I am a part of the swim team, so I can honestly say that we get very little recognition. I can understand that, though. After all, swimming is possibly one of the most boring sports to watch unless it's professional. The suits are not meant to be aesthetically pleasing, and neither are the caps, or the extremely attractive goggle-marks that any swimmer can testify that they get every day. And it's all in the water, which means you can't really see what's going on (what with all the splashing).
Still, any swimmer will be happy to rattle off a list of all the things that they do every day that makes their sport harder than any other (at least at Uni). We don't wake up at 5:30 in the morning. We are in the pool at 5:30, and up at 5. And we do it all in freezing water.
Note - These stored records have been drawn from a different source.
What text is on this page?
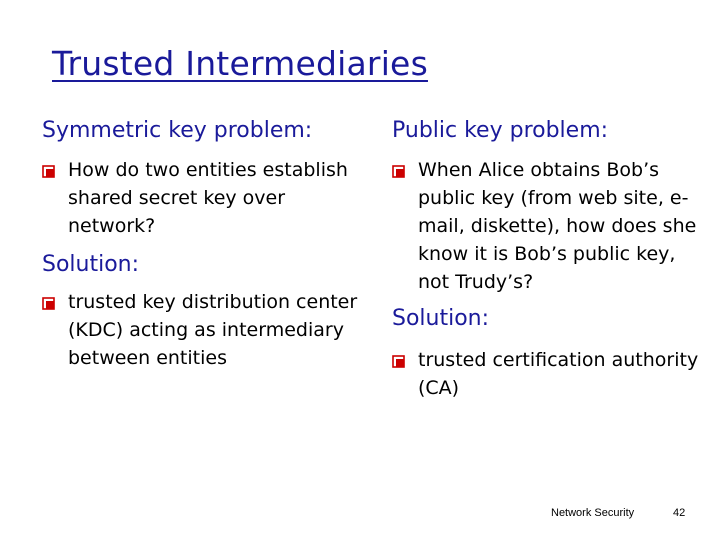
Trusted Intermediaries

Symmetric key problem:

How do two entities establish shared secret key over network?

Solution:

trusted key distribution center (KDC) acting as intermediary between entities

Public key problem:

When Alice obtains Bob’s public key (from web site, e-mail, diskette), how does she know it is Bob’s public key, not Trudy’s?

Solution:

trusted certification authority (CA)
Network Security	42
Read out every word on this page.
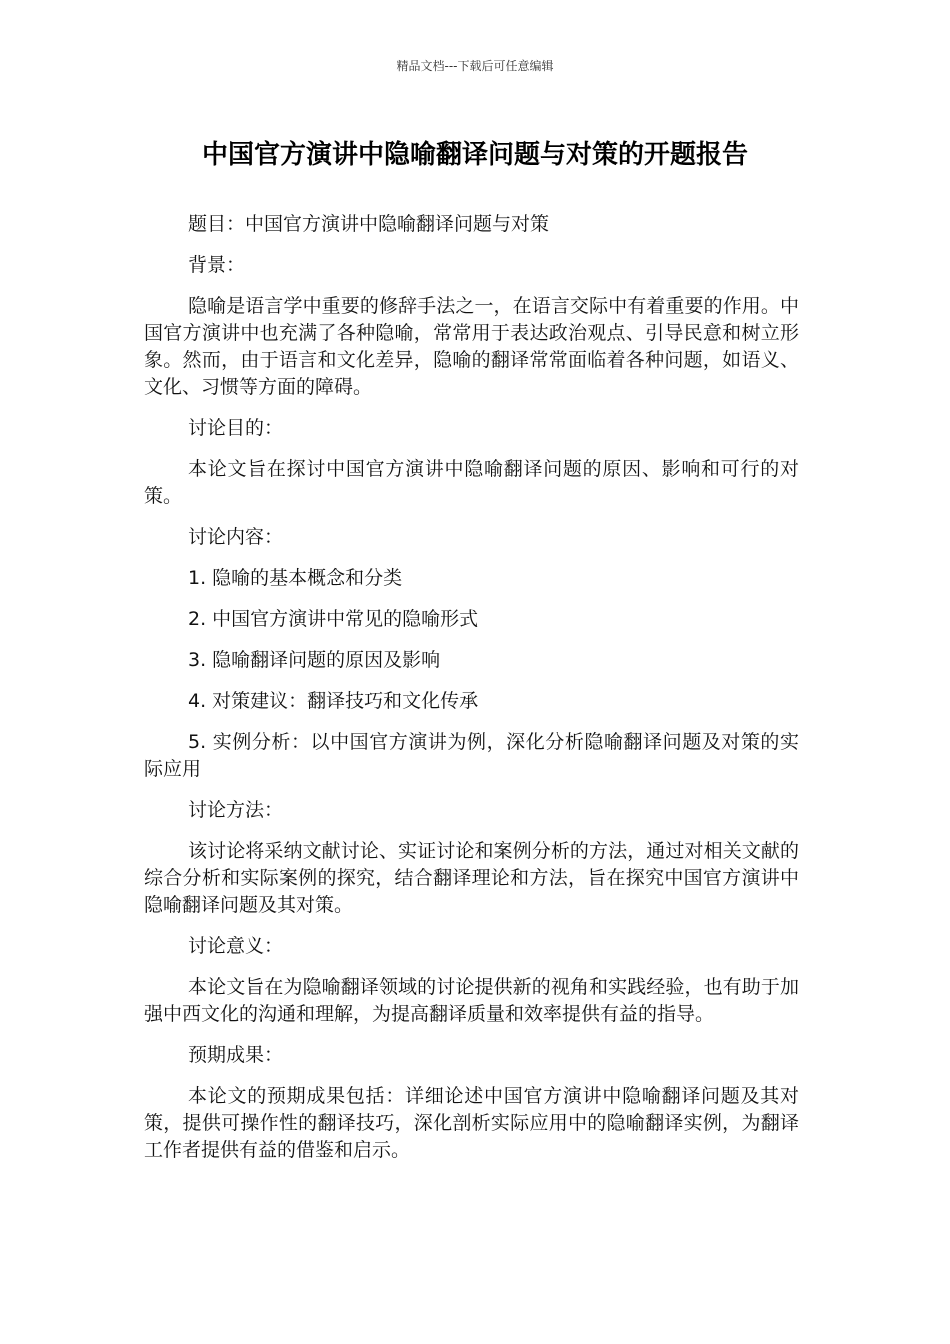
精品文档---下载后可任意编辑
中国官方演讲中隐喻翻译问题与对策的开题报告

题目：中国官方演讲中隐喻翻译问题与对策

背景：

隐喻是语言学中重要的修辞手法之一，在语言交际中有着重要的作用。中国官方演讲中也充满了各种隐喻，常常用于表达政治观点、引导民意和树立形象。然而，由于语言和文化差异，隐喻的翻译常常面临着各种问题，如语义、文化、习惯等方面的障碍。

讨论目的：

本论文旨在探讨中国官方演讲中隐喻翻译问题的原因、影响和可行的对策。

讨论内容：

1. 隐喻的基本概念和分类

2. 中国官方演讲中常见的隐喻形式

3. 隐喻翻译问题的原因及影响

4. 对策建议：翻译技巧和文化传承

5. 实例分析：以中国官方演讲为例，深化分析隐喻翻译问题及对策的实际应用

讨论方法：

该讨论将采纳文献讨论、实证讨论和案例分析的方法，通过对相关文献的综合分析和实际案例的探究，结合翻译理论和方法，旨在探究中国官方演讲中隐喻翻译问题及其对策。

讨论意义：

本论文旨在为隐喻翻译领域的讨论提供新的视角和实践经验，也有助于加强中西文化的沟通和理解，为提高翻译质量和效率提供有益的指导。

预期成果：

本论文的预期成果包括：详细论述中国官方演讲中隐喻翻译问题及其对策，提供可操作性的翻译技巧，深化剖析实际应用中的隐喻翻译实例，为翻译工作者提供有益的借鉴和启示。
Swimming works every muscle in your body: legs, arms, and abs. And while you're working out, you don't just get to breathe whenever you want. You hold your breath, sometimes until your lungs feel like bursting. This year, the Uni team has suffered even more than in past years because we don't have an official pool. So after being in the cold water for an hour, we pick up all of our heavy bags and walk through the cold for a few brief moments (enough to chill you) to the unbelievably small, hot, and bad-tasting pool at CRCE.
In spite of all of this and the fact that we never go to state and rarely win meets because we don't have anyone diving, I still love swimming. Once you get past the fact that we spend the majority of our Saturdays traveling to dinky country towns where we inevitably get lost and spend time driving around aimlessly in the early morning, you're never really dry or free of the smell of chlorine, and you accept the fact that you will want to burn any pictures snapped at a meet, swimming can be enjoyable. The team bonding is amazing, everyone has a secret buddy (and usually the best of all the sports in my experience) and birthday or "unbirthday," and there is a certain sense of pride that you can brag to any of your friends that you got two hours of sleep and still went to practice, sat through classes, and took that test.
My favorite part is still coming up with what our mascots say. Did you know that stingrays say "ner" and fighting fish say "narf"?